Başta çok sızlandı, "Soğuk." dedi.
"Bunun için aşkımızı çöpe mi atacaksın?" dedim.
Sonra "Uykum var." dedi.
"Uyurken benimle koşuya gelemezsin." dedim.
Sonra "Gelmezsen asla kucağıma yattığında kitap okumam." diyerek onu tehdit ettim.
Beş dakika sonra koşuya çıktık, eve geldiğimizde de koşa koşa gidip banyoyu kaptım.
Duşakabine girip suyu ayarladım, duş jelini life döküp iyice köpürttüm. Sonra birden banyonun kapısının açıldığını duydum.
"Harry?"
Hiçbir şey söylemedi. Ben de buğulu plastikten görebildiğim kadar hareketlerini takip ettim. Elinde bir şey vardı, onu dolabın içine koydu. Sonra soyunmaya başladı.
Vay canına, pekala.
Sonra üzerine bir bornoz giydi. Yarım metre ötemde çıplak olması çok arsızca şeyler düşünmeme neden oluyordu, bu yüzden bornoz giydiğini fark edince sessizce bir oh çektim, sesim suyun sesine karışıp gitti. Dolaba koyduğu şeyi tekrar alıp klozetin kapağını kapatıp üzerine oturdu.
Elime şampuan döküp saçlarıma sürdüm ve suyun altına geçip yavaşça saç diplerime masaj yapmaya başladım.
"...ada böyle kaça... yapmam... ...ektiğini düşü...um."

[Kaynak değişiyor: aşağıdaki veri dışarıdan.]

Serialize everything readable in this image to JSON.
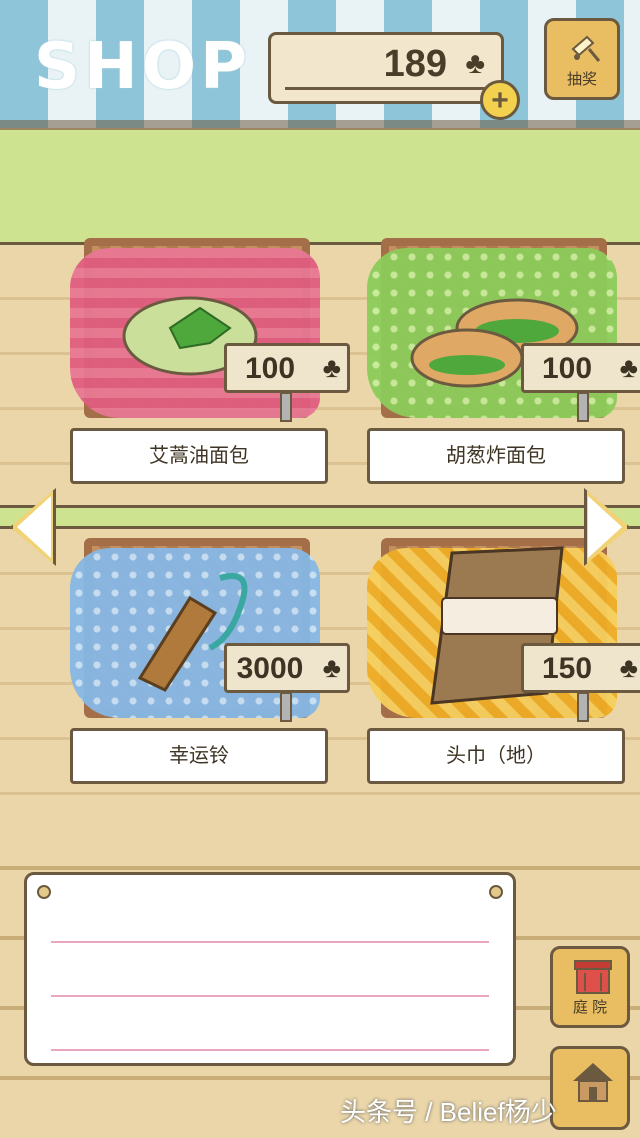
{
  "header": {
    "title": "SHOP",
    "currency_value": "189",
    "currency_icon": "♣",
    "add_currency_label": "+",
    "gacha_label": "抽奖"
  },
  "items": [
    {
      "name": "艾蒿油面包",
      "price": "100",
      "cloth_color": "#f2a6bd"
    },
    {
      "name": "胡葱炸面包",
      "price": "100",
      "cloth_color": "#9fd36f"
    },
    {
      "name": "幸运铃",
      "price": "3000",
      "cloth_color": "#8fc0e8"
    },
    {
      "name": "头巾（地）",
      "price": "150",
      "cloth_color": "#f5c143"
    }
  ],
  "desc_panel": {
    "text": ""
  },
  "side_buttons": {
    "yard_label": "庭 院"
  },
  "watermark": "头条号 / Belief杨少",
  "colors": {
    "outline": "#6b5a3f",
    "button_fill": "#e9bd62",
    "awning_blue": "#8fc5d8",
    "green_band": "#cde38f"
  }
}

Sesini sudan duyamadım. "Ne? Dediğini anlamadım. Biraz daha yüksek sesle konuş."
"Arada böyle kaçamaklar yapmamız gerektiğini düşünüyorum." diye bağırdı.
"Harry, uzun zaman yemek yemeyince saçmalamaya mı başlıyorsun?"
Duşakabinin kapılarını açtığı anda, o sanki daha önce vücudumu hiç görmemiş gibi kollarımla göğüslerimi kapattım. "Eğer James Franco'ya dediklerini ve yaptıklarını telafi etmek istiyorsan bu çok iyi bir fırsat. Bu yüzden orada senin yaptığın bir yanlıştan dolayı 'Kestik!' demek istemiyorum." Beni baştan aşağı süzdü. Haliyle, baştan aşağı kızardım. "Lütfen bunu ciddiye al, düşük not aldığında üzüleceğini biliyorum." İç çekti. "James Franco'dan düşük not almanın seni üzeceğini ve aynı zamanda sinirlendireceğini biliyorum. O yüzden lütfen bu fırsatı kaçırma."
Eğilip yanağından öptüm. Saçımdan akan su yüzünü ıslatınca kıkırdadı. Geri çekilip yüzünü silmeye çalıştım ama ellerim ıslak olduğundan bu pek işe yaramadı. Bornoza yüzünü sildikten sonra tekrar kapıları kapattı.
"Baştan başlıyoruz."
-
Çekimler gece olduğundan Harry bütün gün evde bana senaryoyu çalıştırdı. Bütün replikleri teker teker söyledikten en fazla on beş dakika sonra tekrar "Arada böyle kaçamaklar yapmamız gerekiğini düşünüyorum." demeye başlıyordu. Yemek yerken dediğinde ağzına bir dilim ekmek tıktım.
"Artık. Sus."
Omuz silkip yemeğine devam etti. Ama en azından bir kez daha o repliği söylemedi.